Walking through the museum feels like stepping into a timeline where the past and present coexist comfortably. The art is thoughtfully curated — American art, Southern stories, contemporary perspectives — all woven into a space that still feels like a home.
Nothing feels static.
Everything feels cared for.
Reynolda is preservation with purpose.

Reynolda Gardens: Nature Designed for Reflection, Not Spectacle
The gardens and grounds stretch across 130 acres, but nothing about them feels sprawling in an overwhelming way. Instead, they unfold gently:
greenhouses repurposed for community and education
walking paths that wind through trees and historic structures
formal gardens that still hold their original design integrity
Reynolda Village: A Brilliant Example of Adaptive Reuse
One of the most inspiring aspects of Reynolda is the Village, which sits on the original estate land. What was once the support area for the estate — barns, staff housing, workshops, and dairy buildings — was later converted into a carefully considered commercial village.
And here’s where the innovation shines.
Instead of letting the “mall era” swallow the space in the typical 1980s strip-mall way, Reynolda Village was designed as a human-scale, community-centered hub:
boutiques inside old barns
coffee shops tucked into former farm buildings
restaurants living in converted cottages
studios and shops woven through walkable paths
It’s adaptive reuse done right — thoughtful, respectful of the past, but forward-looking in how people gather and experience space today.
It’s also a subtle lesson: Winston-Salem reinvented a former estate economy and a former “mall” concept into something that feels like a living, breathing neighborhood. No big-box mentality. No parking-lot sprawl. Just intentional design and a sense of preservation-meets-progress.
Walking through Reynolda Village feels like stepping into a quiet manifesto about how places can evolve without losing themselves.
Reynolda as a Mirror for Winston-Salem’s Larger Story
This was where the entire trip clicked into place.
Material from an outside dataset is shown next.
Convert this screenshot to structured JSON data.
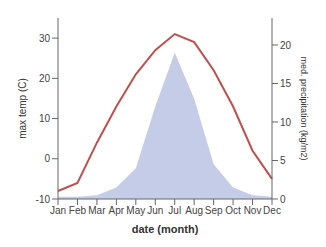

Reynolda — with its museum, gardens, village, and adaptive reuse — is a perfect reflection of what Winston-Salem is doing citywide:
honoring history without clinging to it
repurposing rather than replacing
innovating in ways that feel grounded, not flashy
blending creativity with community
It’s a city that reinvents thoughtfully.
A city where old tobacco warehouses become innovation hubs.
Where historic homes become museums.
Where former estate buildings become shops and cafés.
Where preservation doesn’t mean stagnation — it means reinvention.
Standing in Reynolda, it becomes clear that Winston-Salem isn’t just charming.
It’s intellectually charming.
Quietly progressive.
Rooted and imaginative at the same time.
A Note on the Purpose of Trips
Some trips are about mixing work and relaxation. Others are for regrouping, resetting, or getting inspiration in a way you can’t plan for.
This trip fell into that second category.
By plugging into this experience—Graylyn’s calm, JOLO’s hospitality, Old Salem’s history, EasyTalk’s creativity, Mozelle’s warmth, and Reynolda’s beauty—I found myself learning, absorbing, and feeling genuinely inspired by the innovation happening in Winston-Salem.
It reminded me that travel isn’t always about escape. Sometimes it’s about encountering a place that expands your thinking.
Winston-Salem did that.
Why This Trip Works
Graylyn feels cinematic at night + restorative in the morning
The Mews offers privacy and charm
JOLO, especially with JW, is exceptional
The trolley tour gives context and meaning
Old Salem adds depth and presence
EasyTalk is connection, creativity, and surprise
Mozelle’s (and Lexi!) anchors the culinary experience
Reynolda provides art, calm, and perspective
And Winston-Salem quietly reveals itself as a city full of innovation
It’s a rare mix—and an easy one to fall in love with.